Around the Institute

Voice / Protest / Long-Term Advocacy

December 16, 2011

Voice over Number
Our friends at the Aspen Institute’s Center for Native American Youth just released a short video featuring youth speaking about their pride in their cultural heritage. Compiled by Center intern Aretha Greatrix, these stories came directly from youth across the United States and Canada in honor of Native American Heritage Month. Heartfelt and honest, these voices shed light on the aspirations of a population in a way statistics simply can’t.

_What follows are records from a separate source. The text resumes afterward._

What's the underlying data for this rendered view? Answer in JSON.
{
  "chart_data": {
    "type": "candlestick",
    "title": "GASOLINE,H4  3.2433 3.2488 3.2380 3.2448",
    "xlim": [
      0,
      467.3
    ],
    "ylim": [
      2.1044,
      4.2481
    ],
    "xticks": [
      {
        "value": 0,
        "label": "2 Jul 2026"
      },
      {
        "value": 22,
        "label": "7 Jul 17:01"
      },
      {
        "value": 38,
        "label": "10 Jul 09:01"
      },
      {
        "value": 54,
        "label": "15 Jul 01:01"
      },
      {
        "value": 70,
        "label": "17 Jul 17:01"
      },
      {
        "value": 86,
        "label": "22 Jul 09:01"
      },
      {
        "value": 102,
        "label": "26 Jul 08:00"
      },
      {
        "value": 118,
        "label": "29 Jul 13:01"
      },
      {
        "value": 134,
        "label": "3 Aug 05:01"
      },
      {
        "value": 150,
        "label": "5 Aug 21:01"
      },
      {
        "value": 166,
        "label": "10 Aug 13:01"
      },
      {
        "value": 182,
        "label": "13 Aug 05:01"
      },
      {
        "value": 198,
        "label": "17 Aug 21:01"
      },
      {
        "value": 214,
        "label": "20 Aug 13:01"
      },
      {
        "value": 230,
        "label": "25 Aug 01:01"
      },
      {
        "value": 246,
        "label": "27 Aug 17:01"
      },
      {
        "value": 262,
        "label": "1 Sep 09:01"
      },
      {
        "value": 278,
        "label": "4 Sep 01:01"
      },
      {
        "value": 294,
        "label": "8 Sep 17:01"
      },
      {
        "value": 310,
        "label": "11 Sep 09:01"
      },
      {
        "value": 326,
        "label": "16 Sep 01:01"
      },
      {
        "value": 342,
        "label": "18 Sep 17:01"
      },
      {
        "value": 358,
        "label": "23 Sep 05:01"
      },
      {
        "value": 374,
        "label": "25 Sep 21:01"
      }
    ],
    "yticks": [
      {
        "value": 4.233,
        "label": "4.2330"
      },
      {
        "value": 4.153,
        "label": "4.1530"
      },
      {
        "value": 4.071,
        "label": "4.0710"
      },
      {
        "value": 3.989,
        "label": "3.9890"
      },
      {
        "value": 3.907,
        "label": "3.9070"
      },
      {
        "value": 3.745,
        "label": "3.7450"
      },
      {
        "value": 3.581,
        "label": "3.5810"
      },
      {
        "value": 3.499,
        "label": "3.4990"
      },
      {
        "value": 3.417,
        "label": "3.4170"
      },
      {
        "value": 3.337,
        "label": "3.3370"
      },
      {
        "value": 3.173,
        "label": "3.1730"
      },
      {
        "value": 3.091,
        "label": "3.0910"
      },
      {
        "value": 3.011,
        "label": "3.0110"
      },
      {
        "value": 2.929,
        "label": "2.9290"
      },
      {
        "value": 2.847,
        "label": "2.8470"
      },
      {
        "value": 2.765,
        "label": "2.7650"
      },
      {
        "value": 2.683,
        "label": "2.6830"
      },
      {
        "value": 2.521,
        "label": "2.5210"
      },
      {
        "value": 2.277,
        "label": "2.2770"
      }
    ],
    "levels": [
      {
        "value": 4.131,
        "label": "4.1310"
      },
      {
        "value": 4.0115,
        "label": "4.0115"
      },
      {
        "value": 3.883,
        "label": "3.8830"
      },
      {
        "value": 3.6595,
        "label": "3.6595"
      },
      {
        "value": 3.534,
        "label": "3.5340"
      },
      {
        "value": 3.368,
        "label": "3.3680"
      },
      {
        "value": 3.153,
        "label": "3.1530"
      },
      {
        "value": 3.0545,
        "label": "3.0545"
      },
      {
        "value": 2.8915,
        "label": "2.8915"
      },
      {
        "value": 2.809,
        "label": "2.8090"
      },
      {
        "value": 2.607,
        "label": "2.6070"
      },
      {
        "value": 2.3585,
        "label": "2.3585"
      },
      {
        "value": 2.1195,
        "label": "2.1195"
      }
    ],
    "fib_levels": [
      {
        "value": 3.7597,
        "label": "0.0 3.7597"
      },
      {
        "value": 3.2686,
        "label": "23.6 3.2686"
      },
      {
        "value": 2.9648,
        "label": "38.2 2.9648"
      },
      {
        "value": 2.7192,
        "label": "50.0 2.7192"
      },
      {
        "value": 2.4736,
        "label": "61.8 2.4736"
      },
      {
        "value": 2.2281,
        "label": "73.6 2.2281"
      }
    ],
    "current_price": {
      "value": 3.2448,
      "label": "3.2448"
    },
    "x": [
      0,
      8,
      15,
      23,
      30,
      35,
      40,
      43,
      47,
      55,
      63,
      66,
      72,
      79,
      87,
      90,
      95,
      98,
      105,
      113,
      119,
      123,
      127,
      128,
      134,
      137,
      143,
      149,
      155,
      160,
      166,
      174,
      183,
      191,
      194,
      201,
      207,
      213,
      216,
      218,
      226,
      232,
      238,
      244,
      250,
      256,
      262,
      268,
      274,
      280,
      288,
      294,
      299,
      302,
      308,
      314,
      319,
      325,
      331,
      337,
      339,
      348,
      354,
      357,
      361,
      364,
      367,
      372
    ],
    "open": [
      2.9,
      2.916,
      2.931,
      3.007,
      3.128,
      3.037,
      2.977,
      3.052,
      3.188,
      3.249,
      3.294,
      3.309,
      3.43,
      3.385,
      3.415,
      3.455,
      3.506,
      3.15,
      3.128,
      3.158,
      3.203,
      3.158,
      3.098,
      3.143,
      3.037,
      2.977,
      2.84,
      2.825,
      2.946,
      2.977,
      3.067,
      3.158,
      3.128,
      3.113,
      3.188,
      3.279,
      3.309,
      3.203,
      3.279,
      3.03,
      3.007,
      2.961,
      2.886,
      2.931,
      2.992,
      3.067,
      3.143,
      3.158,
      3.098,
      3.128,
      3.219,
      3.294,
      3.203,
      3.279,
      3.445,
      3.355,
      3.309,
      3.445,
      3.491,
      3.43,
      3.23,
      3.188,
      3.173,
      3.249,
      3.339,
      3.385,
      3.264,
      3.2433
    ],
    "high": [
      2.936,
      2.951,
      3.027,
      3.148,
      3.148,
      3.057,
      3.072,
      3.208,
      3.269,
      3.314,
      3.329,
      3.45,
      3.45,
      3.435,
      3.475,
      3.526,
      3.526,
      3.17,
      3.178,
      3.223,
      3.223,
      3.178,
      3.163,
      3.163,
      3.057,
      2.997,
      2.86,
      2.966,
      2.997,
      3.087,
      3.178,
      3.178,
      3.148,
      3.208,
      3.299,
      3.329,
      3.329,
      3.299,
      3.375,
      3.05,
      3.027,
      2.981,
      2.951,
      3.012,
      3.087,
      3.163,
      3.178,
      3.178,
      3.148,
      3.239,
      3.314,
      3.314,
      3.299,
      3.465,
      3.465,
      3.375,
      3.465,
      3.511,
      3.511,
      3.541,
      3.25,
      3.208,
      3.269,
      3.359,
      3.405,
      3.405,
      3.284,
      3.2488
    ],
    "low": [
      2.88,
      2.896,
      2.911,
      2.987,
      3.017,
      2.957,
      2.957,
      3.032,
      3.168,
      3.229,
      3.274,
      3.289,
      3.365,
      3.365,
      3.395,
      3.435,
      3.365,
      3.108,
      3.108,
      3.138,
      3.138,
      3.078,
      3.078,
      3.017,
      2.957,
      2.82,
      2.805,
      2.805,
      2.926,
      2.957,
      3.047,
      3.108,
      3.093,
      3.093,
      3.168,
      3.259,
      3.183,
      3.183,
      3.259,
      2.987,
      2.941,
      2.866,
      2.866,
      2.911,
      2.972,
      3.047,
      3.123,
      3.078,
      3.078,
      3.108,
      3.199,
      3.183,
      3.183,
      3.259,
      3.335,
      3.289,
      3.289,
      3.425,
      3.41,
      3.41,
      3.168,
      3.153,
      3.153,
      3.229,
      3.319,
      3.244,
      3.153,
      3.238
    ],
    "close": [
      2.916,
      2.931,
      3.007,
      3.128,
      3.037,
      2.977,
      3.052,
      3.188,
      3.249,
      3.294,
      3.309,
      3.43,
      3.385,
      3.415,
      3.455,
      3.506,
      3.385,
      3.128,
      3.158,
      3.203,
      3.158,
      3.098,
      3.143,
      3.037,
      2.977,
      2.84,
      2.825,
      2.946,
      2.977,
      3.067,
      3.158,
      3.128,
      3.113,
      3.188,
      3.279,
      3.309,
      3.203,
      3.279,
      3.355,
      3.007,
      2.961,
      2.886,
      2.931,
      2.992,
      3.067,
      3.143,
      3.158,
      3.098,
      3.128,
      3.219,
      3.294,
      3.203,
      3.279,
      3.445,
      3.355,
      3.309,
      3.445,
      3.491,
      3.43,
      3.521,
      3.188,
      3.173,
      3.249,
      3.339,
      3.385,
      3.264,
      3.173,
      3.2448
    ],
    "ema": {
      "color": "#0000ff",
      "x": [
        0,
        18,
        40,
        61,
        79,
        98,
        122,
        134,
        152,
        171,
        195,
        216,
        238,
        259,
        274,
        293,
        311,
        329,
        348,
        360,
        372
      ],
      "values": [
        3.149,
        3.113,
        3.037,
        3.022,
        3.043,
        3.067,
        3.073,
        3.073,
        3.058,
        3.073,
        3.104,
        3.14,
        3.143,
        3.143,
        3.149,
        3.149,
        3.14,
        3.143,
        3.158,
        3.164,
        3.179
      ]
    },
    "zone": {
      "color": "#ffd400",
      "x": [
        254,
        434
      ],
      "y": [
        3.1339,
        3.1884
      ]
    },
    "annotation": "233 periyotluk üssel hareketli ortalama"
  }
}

And the 2011 “Person of the Year” is (Drumroll Please)…
the protester. In Time’s latest cover story, Kurt Andersen points to the important role of technology and social media in spreading the spirit of protest across the globe. Advocacy and protest are not the same thing (just ask Wikipedia), but advocates can pick up a thing or two from this brief overview of 2011’s successful protest movements.

The Beat Goes On, and On
In the November issue of Reproductive Health Matters, Barbara Klugman draws on a case study of reproductive rights advocacy in South Africa during the transition from apartheid to democracy to pin down a set of potentially effective strategies—nuggets of wisdom, so to speak. Funders, listen up: according to Klugman (and many advocates and evaluators), policy change advocacy should be treated and funded as a long-term effort. Now that’s a very shiny nugget.